A rendering of the new Long Beach Civic Center.
Friday will mark the beginning of what’s expected to be about a three-year process to erect the new City Hall and Port of Long Beach Headquarters, as city officials and the public will gather for a groundbreaking ceremony to kick off the construction phase of the nearly $580 million project.
The new City Hall and Port headquarters will share the footprint since vacated by the completed demolition of the old Long Beach Courthouse earlier this year. The project will also include a new main library and a reconfigured Lincoln Park, as well as a residential, retail and hotel tower that will eventually replace the current City Hall structure.
“The new Civic Center will strengthen the connection between City Hall and the community, help revitalize the Downtown core and generate thousands of jobs,” said Mayor Robert Garcia in a statement.
The projected move-in date for both the City Hall, Port and Library is June 2019, while the new Lincoln Park (2020) and residential-commercial tower will have later move-in dates, due to the existing structures needing to stay in place until they’re fully vacated.

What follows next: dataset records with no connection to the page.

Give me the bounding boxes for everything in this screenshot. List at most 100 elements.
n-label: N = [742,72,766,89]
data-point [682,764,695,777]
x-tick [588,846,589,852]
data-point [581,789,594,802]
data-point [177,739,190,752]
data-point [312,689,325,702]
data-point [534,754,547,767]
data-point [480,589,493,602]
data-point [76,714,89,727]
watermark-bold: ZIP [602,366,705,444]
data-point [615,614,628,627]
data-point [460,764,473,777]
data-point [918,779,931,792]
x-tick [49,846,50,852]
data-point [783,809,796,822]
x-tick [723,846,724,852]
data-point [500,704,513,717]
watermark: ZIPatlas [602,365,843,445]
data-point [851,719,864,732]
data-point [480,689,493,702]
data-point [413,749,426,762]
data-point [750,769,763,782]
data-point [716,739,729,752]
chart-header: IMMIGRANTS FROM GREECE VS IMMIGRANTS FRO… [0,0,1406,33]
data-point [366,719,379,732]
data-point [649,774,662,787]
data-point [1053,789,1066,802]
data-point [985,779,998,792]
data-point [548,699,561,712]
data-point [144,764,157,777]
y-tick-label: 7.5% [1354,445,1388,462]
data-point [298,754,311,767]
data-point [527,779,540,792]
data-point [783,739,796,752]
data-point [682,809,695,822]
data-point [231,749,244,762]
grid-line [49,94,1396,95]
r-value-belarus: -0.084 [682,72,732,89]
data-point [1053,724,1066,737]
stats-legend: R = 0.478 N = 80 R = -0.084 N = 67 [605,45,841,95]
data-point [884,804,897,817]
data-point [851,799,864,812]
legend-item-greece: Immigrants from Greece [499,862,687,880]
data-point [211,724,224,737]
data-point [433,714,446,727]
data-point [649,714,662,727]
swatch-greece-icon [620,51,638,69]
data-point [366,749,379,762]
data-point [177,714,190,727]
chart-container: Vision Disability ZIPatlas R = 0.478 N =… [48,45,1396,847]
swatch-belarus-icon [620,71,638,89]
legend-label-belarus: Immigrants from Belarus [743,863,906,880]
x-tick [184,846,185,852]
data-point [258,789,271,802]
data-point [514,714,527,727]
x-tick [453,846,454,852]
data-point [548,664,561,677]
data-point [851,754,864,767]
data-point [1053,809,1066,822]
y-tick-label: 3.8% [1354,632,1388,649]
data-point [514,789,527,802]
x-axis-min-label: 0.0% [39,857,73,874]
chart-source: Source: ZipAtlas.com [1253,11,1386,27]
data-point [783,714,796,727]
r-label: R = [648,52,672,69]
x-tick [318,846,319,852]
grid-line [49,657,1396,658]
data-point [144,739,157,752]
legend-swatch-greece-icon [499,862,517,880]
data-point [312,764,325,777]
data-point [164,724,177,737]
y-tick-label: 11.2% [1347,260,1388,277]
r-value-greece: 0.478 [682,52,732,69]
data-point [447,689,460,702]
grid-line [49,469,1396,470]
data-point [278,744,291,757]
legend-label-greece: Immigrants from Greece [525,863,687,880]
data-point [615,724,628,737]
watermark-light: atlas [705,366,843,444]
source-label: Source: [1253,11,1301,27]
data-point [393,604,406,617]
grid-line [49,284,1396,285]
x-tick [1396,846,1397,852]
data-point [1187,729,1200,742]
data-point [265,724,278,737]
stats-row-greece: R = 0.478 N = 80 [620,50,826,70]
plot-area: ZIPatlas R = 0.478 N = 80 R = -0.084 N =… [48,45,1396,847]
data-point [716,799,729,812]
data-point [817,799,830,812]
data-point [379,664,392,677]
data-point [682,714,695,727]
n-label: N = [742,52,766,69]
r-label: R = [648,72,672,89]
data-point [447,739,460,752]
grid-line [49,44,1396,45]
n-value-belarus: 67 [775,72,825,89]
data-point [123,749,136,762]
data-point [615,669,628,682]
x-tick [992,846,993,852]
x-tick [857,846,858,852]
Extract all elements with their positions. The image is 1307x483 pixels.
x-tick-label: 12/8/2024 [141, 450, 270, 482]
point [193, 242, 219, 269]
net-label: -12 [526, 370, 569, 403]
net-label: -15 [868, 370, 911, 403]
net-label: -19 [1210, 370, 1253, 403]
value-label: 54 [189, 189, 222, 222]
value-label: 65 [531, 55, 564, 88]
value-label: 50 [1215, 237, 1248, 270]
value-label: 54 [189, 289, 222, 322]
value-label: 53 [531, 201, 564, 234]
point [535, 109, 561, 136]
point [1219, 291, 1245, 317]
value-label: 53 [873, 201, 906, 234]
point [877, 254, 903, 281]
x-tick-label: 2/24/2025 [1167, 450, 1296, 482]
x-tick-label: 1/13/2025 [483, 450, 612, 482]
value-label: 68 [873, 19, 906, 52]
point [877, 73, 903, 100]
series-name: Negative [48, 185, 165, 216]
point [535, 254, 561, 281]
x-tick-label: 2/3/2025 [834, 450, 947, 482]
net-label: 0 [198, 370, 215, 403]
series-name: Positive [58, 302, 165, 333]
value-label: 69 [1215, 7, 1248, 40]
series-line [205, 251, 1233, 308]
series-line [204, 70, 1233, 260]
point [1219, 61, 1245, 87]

A deal to approve the public-private partnership (P3) with the Plenary/Edgemoor Civic Partnership (PECP) was approved in December, with a unanimous vote by the city council. However, the journey to replace the current Civic Center began after a federally-directed investigation launched in the aftermath of Hurricane Katrina found that the existing structure was seismically unsafe. A 2013 study confirmed that in the event of a large enough earthquake, city hall’s stairwells could break free and the structure itself could collapse.
The P3 partnership with PECP allowed the city to find a private company to pay the up front cost to construct the new Civic Center and, in return, the city will act as tenants for the first 40 years of its existence. The cost estimate for the city is approximately $14.48 million annually over the course of the lease, a figure that city staff says is slightly above the current $12.6 million annually the city pays to maintain the current structure, but less than the roughly $19 million annually it would cost to make the current Civic Center “like new.”
After the 40-year lease, the property will be returned to the city and a portion of the contract with PECP stipulates that the facility should be handed over in no less than a “B” condition.
“We would like to thank the City and the Port for the opportunity to be in a long-term partnership delivering this transformative project, which will write a new chapter in the story of Long Beach,” said Plenary Concessions Executive Chairman Dale Bonner in a statement.
In total, the project stands to add six new buildings to the downtown skyline including the residential-commercial tower that is estimated to be the tallest addition, at 432 feet tall.
Construction on the tower is not expected to begin until at least the Spring of 2020. The tower is permitted to operate a 200-room hotel, but because there’s no guarantee that the market for such a hotel will exist, the inclusion of a hotel is merely a proposal. City staff projects that the tower, once completed, could generate upward of $940,000 annually.
Highlights of the plan include the reconfiguration of streets that currently don’t run through the Civic Center (1st Street, Broadway, Chestnut, Cedar) in an attempt better connect the center to the community. The revamped Lincoln Park is slated to include performance spaces for live music as well as historical walking loops and dog and children’s play areas.
It will also be designed to the “gold standard” of the Resilience-based Earthquake Design Initiative (REDI) meaning that in the event of a design level earthquake, there is a 50 percent confidence level that there would be a very low probability of injuries and zero deaths. A design-level earthquake is between 7.2 and 7.5 on the Richter scale.
Once the structures are complete, the POLB and city will both be housed in a singular structure that the city says will “highlight governmental consolidation” and promote inclusiveness with the community. The Port is currently housed at a temporary headquarters, and Harbor Commission President Lori Ann Guzmán commented on the excitement of finally coming home to the downtown sphere.
“When we moved from the Harbor to our interim headquarters more than two years ago, it was always our intention to return to the Downtown area, to a permanent home close to our facilities and business partners,” Guzmán said in a statement. “This groundbreaking brings that goal to fruition. I’d like to thank City and Port staff, and the Board of Harbor Commissioners for their commitment to make this iconic Civic Center project a reality.”